L’importanza dell’eolico nel lungo percorso della transizione energetica è innegabile. Nel 2022, nonostante i ritardi dei Paesi europei, assieme al solare ha soddisfatto il dodici per cento dell’elettricità globale (dieci per cento nel 2021). Ogni impianto porta con sé qualche criticità, ma negli ultimi mesi quello che sta sollevando più polemiche è il modello offshore.
Perchè? I più convinti detrattori pensano che gli animali, nuotando vicino alle pale posizionate in mare aperto, possano correre dei rischi. Negli ultimi due mesi nove balene si sono spiaggiate sulle coste di New York e del New Jersey e i parlamentari repubblicani (statali e federali) hanno dato la colpa allo sviluppo di un grande parco eolico offshore che sorge nell’area.
Al momento una correlazione però non c’è, mentre le ipotesi più realistiche indicano che a disorientare le balene sia il rumore delle grandi eliche delle navi che transitano, in modo massiccio, lungo quel tratto di costa. Tanto basta però a correre sulle barricate e gridare un secco (e ingiustificato) “no” a questo tipo di soluzione energetica.
Le tecnologie offshore
Ci sono due tipi di parchi eolici marini: quelli ancorati al fondale (bottom fixed) e quelli galleggianti (floats). I primi hanno fondamenta fisse e sono adatti ai fondali bassi o in prossimità della costa. I secondi hanno le pale galleggianti e vengono installati dove i fondali marini sono più profondi e a distanze maggiori dalla costa.

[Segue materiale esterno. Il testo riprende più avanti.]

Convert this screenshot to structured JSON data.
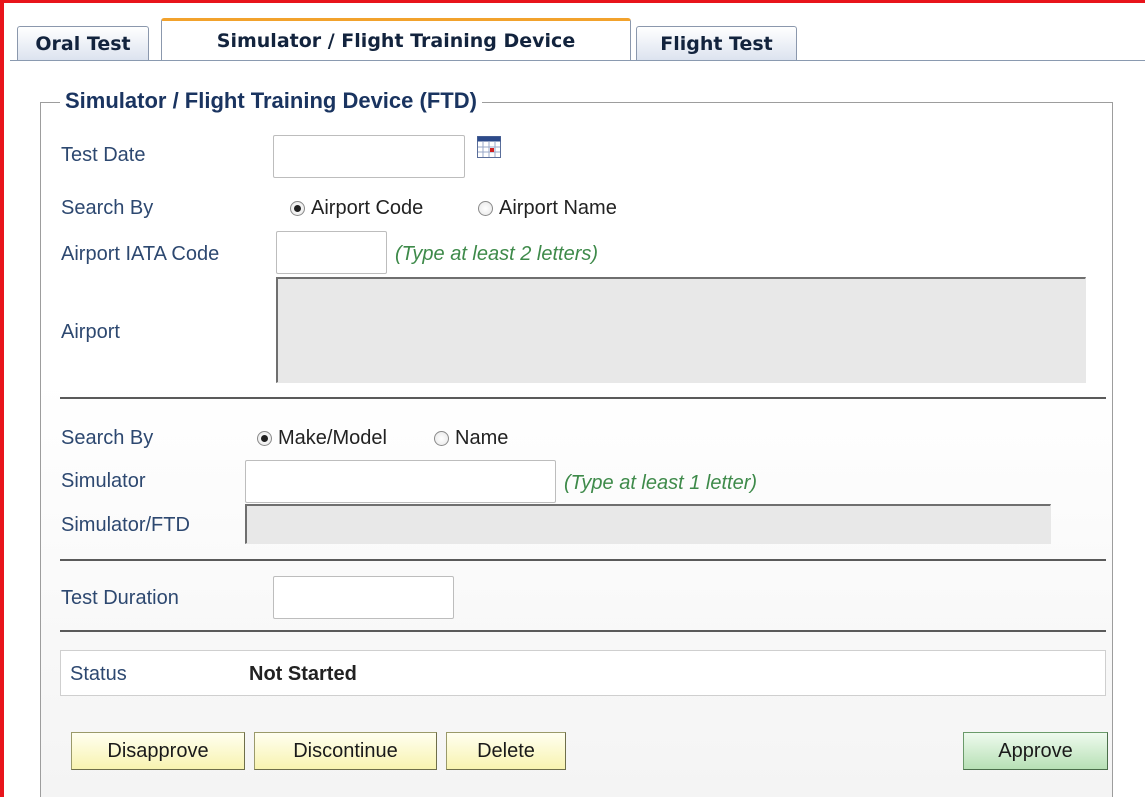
{
  "tabs": {
    "oral": "Oral Test",
    "simulator": "Simulator / Flight Training Device",
    "flight": "Flight Test",
    "active": "simulator"
  },
  "section": {
    "legend": "Simulator / Flight Training Device (FTD)"
  },
  "test_date": {
    "label": "Test Date",
    "value": ""
  },
  "airport_search": {
    "label": "Search By",
    "options": [
      "Airport Code",
      "Airport Name"
    ],
    "selected": "Airport Code"
  },
  "iata": {
    "label": "Airport IATA Code",
    "value": "",
    "hint": "(Type at least 2 letters)"
  },
  "airport": {
    "label": "Airport",
    "value": ""
  },
  "sim_search": {
    "label": "Search By",
    "options": [
      "Make/Model",
      "Name"
    ],
    "selected": "Make/Model"
  },
  "simulator": {
    "label": "Simulator",
    "value": "",
    "hint": "(Type at least 1 letter)"
  },
  "simulator_ftd": {
    "label": "Simulator/FTD",
    "value": ""
  },
  "duration": {
    "label": "Test Duration",
    "value": ""
  },
  "status": {
    "label": "Status",
    "value": "Not Started"
  },
  "buttons": {
    "disapprove": "Disapprove",
    "discontinue": "Discontinue",
    "delete": "Delete",
    "approve": "Approve"
  },
  "colors": {
    "frame": "#e8141b",
    "active_tab_accent": "#f2a22c",
    "legend": "#1a3460",
    "label": "#2d4870",
    "hint": "#3e8a4a",
    "button_yellow": "#f8f3b0",
    "button_green": "#b7e0b5"
  },
  "icons": {
    "calendar": "calendar-icon"
  }
}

Per ora gli studi hanno rilevato che l’impatto sull’ecosistema marino può concentrarsi nelle fasi di costruzione e installazione: il trasporto del materiale, il suo posizionamento e il traffico delle imbarcazioni. Successivamente, però, la struttura stessa diventa luogo di ripopolamento per flora e fauna marina locale. L’impianto può essere collocato in zone lontane dalle rotte migratorie degli uccelli e dotato di sensori in grado di fermare le pale all’occorrenza, che possono anche essere installati per monitorare eventuali disturbi acustici per pesci e mammiferi.
Sistemi e materiali di ancoraggio sono i più disparati: si può usare il sintetico o il metallico e va considerato che la vita di un parco eolico in mare è di circa venticinque anni. La maggior parte dei materiali è per questo recuperabile in ottica di riuso, mentre quello che si trova in acqua, ed è diventato la casa di flora e fauna, viene lasciato al suo posto.

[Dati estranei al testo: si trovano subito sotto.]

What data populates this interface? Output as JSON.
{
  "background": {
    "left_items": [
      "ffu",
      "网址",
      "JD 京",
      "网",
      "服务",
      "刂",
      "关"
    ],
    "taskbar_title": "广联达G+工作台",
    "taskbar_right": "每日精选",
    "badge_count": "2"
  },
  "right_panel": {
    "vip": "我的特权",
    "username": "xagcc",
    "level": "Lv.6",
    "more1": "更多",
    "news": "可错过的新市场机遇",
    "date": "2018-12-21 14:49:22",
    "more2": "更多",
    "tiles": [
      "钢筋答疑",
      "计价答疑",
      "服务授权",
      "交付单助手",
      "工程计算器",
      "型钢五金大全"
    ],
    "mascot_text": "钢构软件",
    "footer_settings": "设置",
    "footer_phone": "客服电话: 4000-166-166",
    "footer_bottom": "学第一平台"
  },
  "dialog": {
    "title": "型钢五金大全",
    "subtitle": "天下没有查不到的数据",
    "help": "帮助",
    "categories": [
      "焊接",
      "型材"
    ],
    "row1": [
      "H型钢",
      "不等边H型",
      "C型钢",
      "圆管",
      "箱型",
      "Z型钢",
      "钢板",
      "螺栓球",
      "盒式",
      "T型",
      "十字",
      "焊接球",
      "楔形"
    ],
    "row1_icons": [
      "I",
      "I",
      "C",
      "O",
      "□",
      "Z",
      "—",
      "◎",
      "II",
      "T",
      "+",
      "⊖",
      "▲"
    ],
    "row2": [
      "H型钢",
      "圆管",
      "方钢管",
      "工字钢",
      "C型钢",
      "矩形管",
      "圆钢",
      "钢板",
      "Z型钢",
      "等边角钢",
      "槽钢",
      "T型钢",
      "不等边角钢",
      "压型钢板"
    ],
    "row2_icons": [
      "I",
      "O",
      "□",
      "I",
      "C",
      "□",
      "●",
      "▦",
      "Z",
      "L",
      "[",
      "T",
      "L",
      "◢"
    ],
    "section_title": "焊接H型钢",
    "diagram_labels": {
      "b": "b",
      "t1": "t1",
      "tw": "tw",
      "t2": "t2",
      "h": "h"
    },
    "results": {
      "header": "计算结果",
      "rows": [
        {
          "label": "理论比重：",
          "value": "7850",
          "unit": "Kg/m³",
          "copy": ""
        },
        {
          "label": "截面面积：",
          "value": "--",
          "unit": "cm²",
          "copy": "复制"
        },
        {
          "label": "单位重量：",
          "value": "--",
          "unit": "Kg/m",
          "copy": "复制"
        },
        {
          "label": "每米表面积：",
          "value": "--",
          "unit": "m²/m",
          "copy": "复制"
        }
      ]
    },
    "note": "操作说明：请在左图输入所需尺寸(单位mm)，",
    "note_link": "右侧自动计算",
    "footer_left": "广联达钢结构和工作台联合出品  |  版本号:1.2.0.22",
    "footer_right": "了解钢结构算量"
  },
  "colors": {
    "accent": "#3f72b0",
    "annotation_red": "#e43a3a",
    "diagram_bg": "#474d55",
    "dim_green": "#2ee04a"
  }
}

Secondo studi scientifici condotti negli impianti del Nord Europa, le piattaforme e le rocce intorno alle colonne fanno da substrato a microrganismi, alghe e invertebrati che attirano altre specie, che a loro volta qui trovano rifugio e possono nutrirsi e ripopolarsi, protette dall’interdizione a pesca e navigazione nelle aree del parco eolico.

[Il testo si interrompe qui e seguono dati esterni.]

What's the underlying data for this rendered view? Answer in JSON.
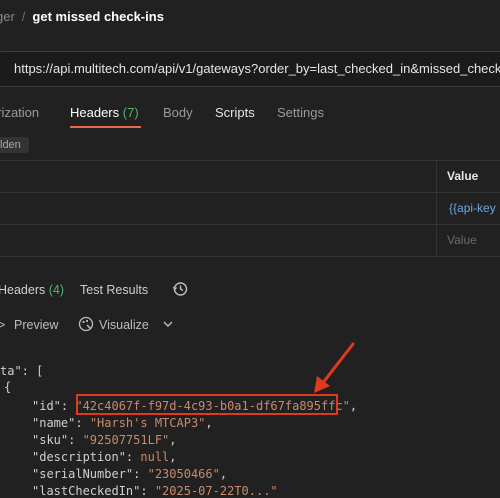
{
  "breadcrumb": {
    "parent": "ger",
    "separator": "/",
    "title": "get missed check-ins"
  },
  "request": {
    "url": "https://api.multitech.com/api/v1/gateways?order_by=last_checked_in&missed_check_ins"
  },
  "request_tabs": [
    {
      "label": "orization"
    },
    {
      "label": "Headers",
      "count": "(7)",
      "active": true
    },
    {
      "label": "Body"
    },
    {
      "label": "Scripts"
    },
    {
      "label": "Settings"
    }
  ],
  "hidden_chip": "lden",
  "headers_table": {
    "value_column": "Value",
    "row1_value": "{{api-key",
    "row2_placeholder": "Value"
  },
  "response_tabs": [
    {
      "label": "Headers",
      "count": "(4)"
    },
    {
      "label": "Test Results"
    }
  ],
  "view_controls": {
    "preview": "Preview",
    "visualize": "Visualize"
  },
  "json_body": {
    "line1_key": "ta",
    "line1_tail": "\": [",
    "line2": "{",
    "fields": [
      {
        "key": "\"id\"",
        "value": "\"42c4067f-f97d-4c93-b0a1-df67fa895ffc\"",
        "comma": ","
      },
      {
        "key": "\"name\"",
        "value": "\"Harsh's MTCAP3\"",
        "comma": ","
      },
      {
        "key": "\"sku\"",
        "value": "\"92507751LF\"",
        "comma": ","
      },
      {
        "key": "\"description\"",
        "value": "null",
        "comma": ","
      },
      {
        "key": "\"serialNumber\"",
        "value": "\"23050466\"",
        "comma": ","
      },
      {
        "key": "\"lastCheckedIn\"",
        "value": "\"2025-07-22T0...\"",
        "comma": ""
      }
    ]
  },
  "colors": {
    "accent": "#e9694a",
    "count_green": "#4fb36c",
    "annotation_red": "#e03a1e",
    "string_value": "#c88a6a",
    "variable_blue": "#6ba6e0"
  }
}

Il vento che non è altro che una massa d’aria che viene catturata da un aerogeneratore, una versione moderna degli antichi mulini. Le pale si muovono e facendolo innescano il motore posizionato all’interno di un telaio chiamato navicella. Ecco che viene prodotta energia elettrica.
Questo processo è particolarmente efficace in mare perché a largo la forza del vento è maggiore: non ci sono barriere architettoniche e quindi si genera più energia e senza intermittenze. Attraverso specifici elettrodotti e cavi sottomarini, gli impianti offshore conducono l’elettricità generata direttamente alla rete nazionale di distribuzione. Questo modello ha conosciuto una forte impennata negli ultimi vent’anni soprattutto in Cina, negli Stati Uniti e in Germania.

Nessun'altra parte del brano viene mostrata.